In an extraordinary pre-Budget blunder, the Office for Budget Responsibility has prematurely published its economic forecast, revealing Chancellor Rachel Reeves' plans for significant tax increases and downgraded growth projections for the UK economy.

Economic Forecast and Tax Implications

The independent watchdog confirmed the Budget "raises taxes by amounts rising to £26 billion in 2029-30", primarily through freezing personal tax thresholds and multiple smaller measures. This freeze will drag 780,000 more people into basic-rate tax, 920,000 into higher-rate tax, and create 4,000 additional-rate taxpayers by the 2029/30 financial year.

Meanwhile, the economic growth outlook presents a mixed picture. While the OBR upgraded its 2025 forecast from 1% to 1.5%, subsequent years show concerning downgrades. Growth projections have been reduced from 1.9% to 1.4% in 2026, from 1.8% to 1.5% in 2027, and similarly downgraded through to 2029.

Key Budget Measures Revealed

The leaked document outlines several significant policy changes that will impact households and public finances:

  • The fuel duty 5p cut will remain until September 2026 before being reversed through a staggered approach
  • Removal of the two-child benefit cap at an estimated cost of £3 billion by 2029-30
  • A new high-value council tax surcharge on properties worth over £2 million, expected to raise £0.4 billion
  • National insurance charges on salary-sacrificed pension contributions generating £4.7 billion
  • Increased tax rates on dividends, property and savings income by two percentage points, raising £2.1 billion

Fiscal Position and Debt Outlook

The government's fiscal headroom against day-to-day spending rules will widen significantly to £22 billion in 2029-30, representing a £12 billion improvement compared to March forecasts.
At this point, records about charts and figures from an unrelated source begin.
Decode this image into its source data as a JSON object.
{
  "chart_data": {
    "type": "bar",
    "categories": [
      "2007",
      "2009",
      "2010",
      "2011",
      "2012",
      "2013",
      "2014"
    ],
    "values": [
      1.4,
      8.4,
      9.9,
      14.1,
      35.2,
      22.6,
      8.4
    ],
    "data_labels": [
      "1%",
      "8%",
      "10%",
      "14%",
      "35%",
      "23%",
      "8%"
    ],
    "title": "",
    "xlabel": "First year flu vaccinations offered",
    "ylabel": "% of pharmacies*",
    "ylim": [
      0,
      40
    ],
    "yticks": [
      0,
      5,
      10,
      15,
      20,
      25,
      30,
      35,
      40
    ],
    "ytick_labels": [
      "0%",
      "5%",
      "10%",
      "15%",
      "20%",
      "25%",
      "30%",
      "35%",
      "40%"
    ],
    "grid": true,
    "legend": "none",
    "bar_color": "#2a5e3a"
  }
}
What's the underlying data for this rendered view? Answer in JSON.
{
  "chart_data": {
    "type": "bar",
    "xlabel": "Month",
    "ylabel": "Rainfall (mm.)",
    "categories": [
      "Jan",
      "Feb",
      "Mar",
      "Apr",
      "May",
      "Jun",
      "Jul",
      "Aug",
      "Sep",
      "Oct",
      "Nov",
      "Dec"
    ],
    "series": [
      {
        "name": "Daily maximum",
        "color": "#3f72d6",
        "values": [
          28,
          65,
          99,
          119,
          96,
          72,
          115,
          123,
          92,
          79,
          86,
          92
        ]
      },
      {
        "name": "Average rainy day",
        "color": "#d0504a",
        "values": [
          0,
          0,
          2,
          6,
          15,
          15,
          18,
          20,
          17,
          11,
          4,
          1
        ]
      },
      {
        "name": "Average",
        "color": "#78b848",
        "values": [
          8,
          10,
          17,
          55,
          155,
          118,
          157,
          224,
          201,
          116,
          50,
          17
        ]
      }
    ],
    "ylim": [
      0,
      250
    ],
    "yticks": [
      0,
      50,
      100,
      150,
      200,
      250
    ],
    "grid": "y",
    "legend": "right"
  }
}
However, national debt is projected to increase from 95% of GDP this year to 96.1% by the end of the decade.

The tax threshold freeze, now extended for three years to 2030/31, will generate approximately £8 billion for the Treasury through fiscal drag as wages increase but thresholds remain static.

This premature publication marks the latest in a series of leaks and early disclosures ahead of the Chancellor's formal Budget statement to the House of Commons, raising questions about protocol and information security within the Treasury.